January 22, 2008. The Supreme Court issued an order asking the Department of Justice's (DOJ) Office of the Solicitor General (OSG) to submit an amicus curiae brief in Pacific Bell v. Linkline, App. Ct. No. 07-512. See, Orders List [8 pages in PDF] at page 4.

The U.S. Court of Appeals (9thCir) issued its divided opinion [22 pages in PDF] on September 11, 2007. The majority opinion states that the issue is whether the Supreme Court's January 13, 2004, opinion [22 pages in PDF] in Verizon v. Trinko, 540 U.S. 398, "bars a plaintiff from claiming a violation of § 2 of the Sherman Antitrust Act by virtue of an alleged price squeeze perpetrated by a competitor who also serves as the plaintiff’s supplier at the wholesale level, but who has no duty to deal with the plaintiff absent statutory compulsion. We conclude that it does not, and affirm the order of the district court denying judgment on the pleadings."

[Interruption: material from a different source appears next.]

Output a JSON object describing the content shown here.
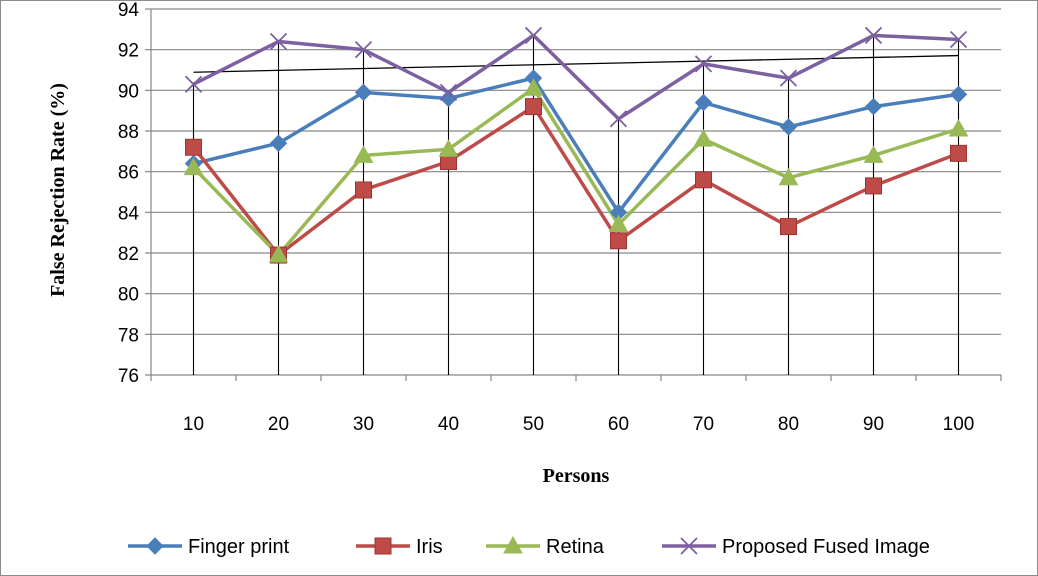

The Supreme Court held in Verizon v. Trinko that a claim alleging a breach of an ILEC's duty under the 1996 Telecom Act to share its network with competitors does not state a violation of Section 2 of the Sherman Act.

See also, story titled "Supreme Court Holds That There is No Sherman Act Claim in Verizon v. Trinko" in TLJ Daily E-Mail Alert No. 815, January 14, 2004.

See also, Supreme Court Docket.

A group of economists submitted a amicus brief last month urging the Supreme Court to grant certiorari and reverse the Court of Appeals. This group includes Robert Crandall, William Baumol, Greg Sidak, Jeffrey Eisenach, Robert Bork, and others.

They write that the question is "Whether a plaintiff states a claim under section 2 of the Sherman Act by alleging that the defendant -- a vertically integrated retail competitor with an alleged monopoly at the wholesale level but no antitrust duty to provide the wholesale input to competitors -- engaged in a ``price squeeze´´ by leaving insufficient margin between wholesale and retail prices to allow the plaintiff to compete."

They argue that the Court of Appeals opinion is inconsistent with the Supreme Court's opinion in Verizon v. Trinko. They also argue that it would alter the principle that antitrust law exists to advance consumer welfare.